Iya, inilah para pemeran drama yang berjudul Suasana di Kota
Santri. Selamat menyaksikan…..
SUASANA DI KOTA
SANTRI
DRAMA PART 1
Sore yang cerah akan segera
berakhir. Sang surya mulai menepi di ufuk barat. Sinarnya yang kuning kemerahan
memancar ke langit, menembus melewati celah-celah dedaunan dan terasa
menyilaukan mata. Tepat pukul 06.00 sore raja langit itu tidak menampakkan
dirinya. Tanpa menunggu komando, suara adzan maghrib menggema di sebuah kota
santri. Kota yang penuh dengan kedamaian dan keindahan. Nurul Hidayah,
begitulah biasanya orang-orang menyebut kota santri itu. Setiap hari setelah
maghrib kota santri itu ramai sekali dengan suara-suara mengaji. Dan sekarang
para penuntut ilmu itu mulai berdatangan silih berganti. Mereka menuju kelas
masing-masing dan memulai untuk belajar. Beginilah suasana di kota santri.
(back
sound: suasana di kota santri)
(para
tokoh melaksanakan peran layaknya seperti orang mengaji)
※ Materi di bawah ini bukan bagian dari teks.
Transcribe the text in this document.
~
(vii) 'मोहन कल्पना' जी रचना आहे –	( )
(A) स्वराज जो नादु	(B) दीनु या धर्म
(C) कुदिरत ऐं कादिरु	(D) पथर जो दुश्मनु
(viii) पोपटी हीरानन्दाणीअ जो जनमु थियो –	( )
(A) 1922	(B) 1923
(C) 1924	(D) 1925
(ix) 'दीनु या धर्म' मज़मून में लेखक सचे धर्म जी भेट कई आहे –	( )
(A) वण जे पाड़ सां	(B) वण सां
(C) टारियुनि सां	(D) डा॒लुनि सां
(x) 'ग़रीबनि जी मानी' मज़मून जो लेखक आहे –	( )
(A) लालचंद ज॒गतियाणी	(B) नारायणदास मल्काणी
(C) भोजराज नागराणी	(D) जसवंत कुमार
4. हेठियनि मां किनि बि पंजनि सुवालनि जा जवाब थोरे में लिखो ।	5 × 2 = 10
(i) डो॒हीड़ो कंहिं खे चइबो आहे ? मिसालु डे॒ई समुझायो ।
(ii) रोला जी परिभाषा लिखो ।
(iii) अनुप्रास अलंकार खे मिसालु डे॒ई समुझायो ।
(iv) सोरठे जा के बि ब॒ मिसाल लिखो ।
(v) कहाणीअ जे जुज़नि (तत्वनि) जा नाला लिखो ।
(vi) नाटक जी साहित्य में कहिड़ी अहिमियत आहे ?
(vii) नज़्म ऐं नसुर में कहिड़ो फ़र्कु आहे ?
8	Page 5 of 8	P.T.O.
Namun, ditengah keramaian,
kedamaian, dan keindahan itu terdapat sebuah kelas dimana para santrinya mulai
berkurang seiring dengan berjalannya waktu. Entah mengapa beberapa santri di
kelas itu mulai malas berangkat mengaji. Apalagi jika hujan turun. Gerimis
sedikit saja tak ada seorangpun yang berangkat. Tetapi, ada satu diantara
mereka yang benar-benar mempunyai niat untuk menuntut ilmu. Jadi, apapun yang
terjadi, entah hujan, entah gerimis, entah mati lampu, santri tersebut tetap
berangkat mengaji.
Alisa : “Ya Allah, hujannya deras sekali.... apa
sebaiknya aku sms temen-temen aja ya, agar mereka semua tetap berangkat
mengaji. Ya! mengajak teman untuk berangkat mengaji kan perbuatan baik,
dan kebaikan pasti akan mengalahkan segalanya.”
Pada
waktu itu, hujan deras mengguyur kota santri. Alisa, dia mengajak teman-temanya
agar tetap berangkat mengaji. Dia mengirim sms ke semua nomer teman-temannya.
(semua
santri melaksanakan peran dengan memegang Hp, dan salah satu membaca sms Alisa.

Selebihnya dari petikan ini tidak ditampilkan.